If CSR is seen only as a compliance matter, it remains a cost

This year’s edition, ‘Partnerships for the Goals’, discusses the many aspects of how private-sector engagement can be improved. Recommendations include, among others, a revision of multilateralism, partnership models and processes, as well as investing more in trust, a failure culture, as well as metrics and monitoring.

In an article published in the yearbook the Mazars Sustainability Leadership Team, which comprises Edwige Rey from France, Jerome Devillers from the US, Kai M. Beckmann from Germany and Richard Karmel from the UK, demonstrated the link between sustainability and profitability.

The multifaceted and complex nature of non-financial reporting, as well as all the diverse parameters involved, are not always obvious for companies. For instance, taking the example of water, Devillers wrote: “Without a proper understanding of a company’s operational dependence on water – or of its suppliers’ dependence on water sources – companies are at risk of destroying value for shareholders and exposing themselves to major reputational risks.”

Therefore, it is only when companies take into consideration the entire scope of their impact on society, can they understand the undeniable link between the health of their communities and their long-term growth prospects. If Corporate Social Responsibility (CSR) is seen only as a compliance matter, it remains a cost, and little value is achieved.
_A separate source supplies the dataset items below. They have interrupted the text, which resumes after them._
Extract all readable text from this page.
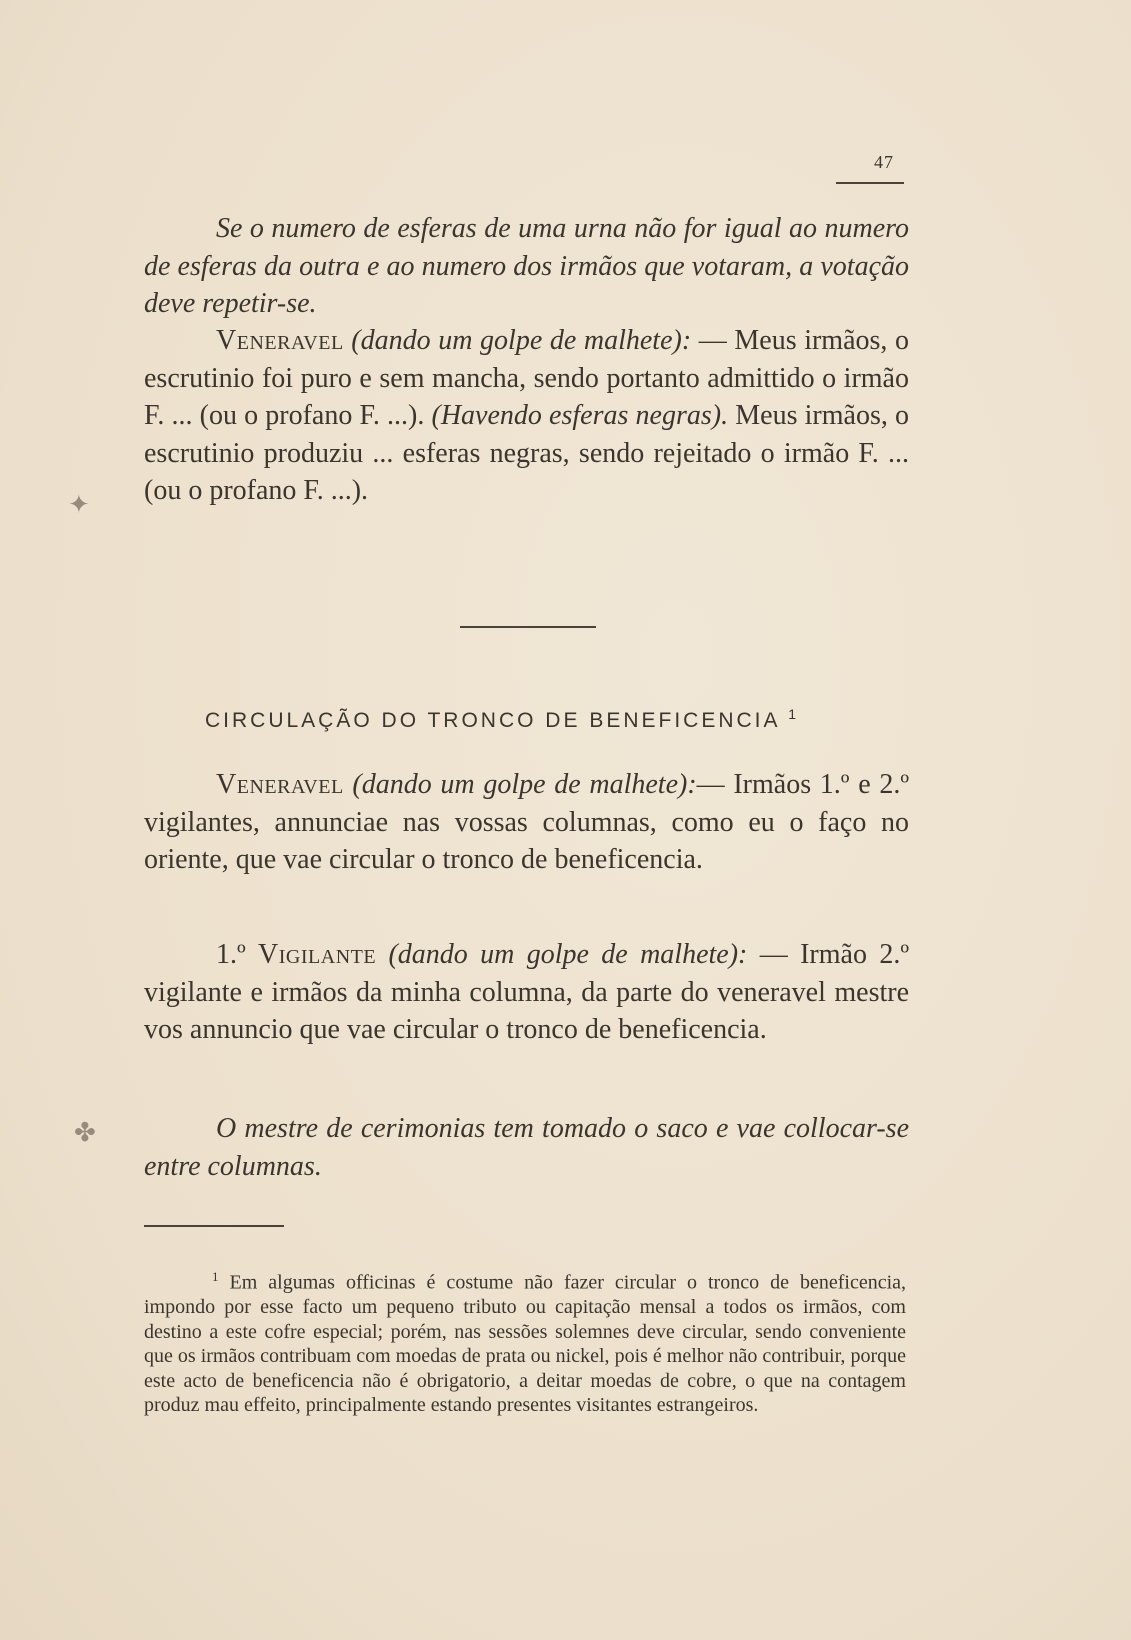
47
Se o numero de esferas de uma urna não for igual ao numero de esferas da outra e ao numero dos irmãos que votaram, a votação deve repetir-se.
Veneravel (dando um golpe de malhete): — Meus irmãos, o escrutinio foi puro e sem mancha, sendo portanto admittido o irmão F. ... (ou o profano F. ...). (Havendo esferas negras). Meus irmãos, o escrutinio produziu ... esferas negras, sendo rejeitado o irmão F. ... (ou o profano F. ...).
CIRCULAÇÃO DO TRONCO DE BENEFICENCIA $^1$
Veneravel (dando um golpe de malhete):— Irmãos 1.º e 2.º vigilantes, annunciae nas vossas columnas, como eu o faço no oriente, que vae circular o tronco de beneficencia.
1.º Vigilante (dando um golpe de malhete): — Irmão 2.º vigilante e irmãos da minha columna, da parte do veneravel mestre vos annuncio que vae circular o tronco de beneficencia.
O mestre de cerimonias tem tomado o saco e vae collocar-se entre columnas.
$^1$ Em algumas officinas é costume não fazer circular o tronco de beneficencia, impondo por esse facto um pequeno tributo ou capitação mensal a todos os irmãos, com destino a este cofre especial; porém, nas sessões solemnes deve circular, sendo conveniente que os irmãos contribuam com moedas de prata ou nickel, pois é melhor não contribuir, porque este acto de beneficencia não é obrigatorio, a deitar moedas de cobre, o que na contagem produz mau effeito, principalmente estando presentes visitantes estrangeiros.
✦
✤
Mazars believes in doing ‘Business. For Good’. It sees it as its duty to work towards a more inclusive, responsible and sustainable world. It helps business leaders to think and act long term to enhance business performance and pursue profit responsibly for the benefit of companies, their stakeholders and the wider society. Through knowledge, tools, and services, ‘Business. For Good’ was built to help Mazars itself, its clients and stakeholders become sustainable actors at all levels.

With global experts able to respond to increasing challenges within a more demanding and disparate CSR regulatory system, Mazars believes it is in a position to serve and advise ever more complex clients.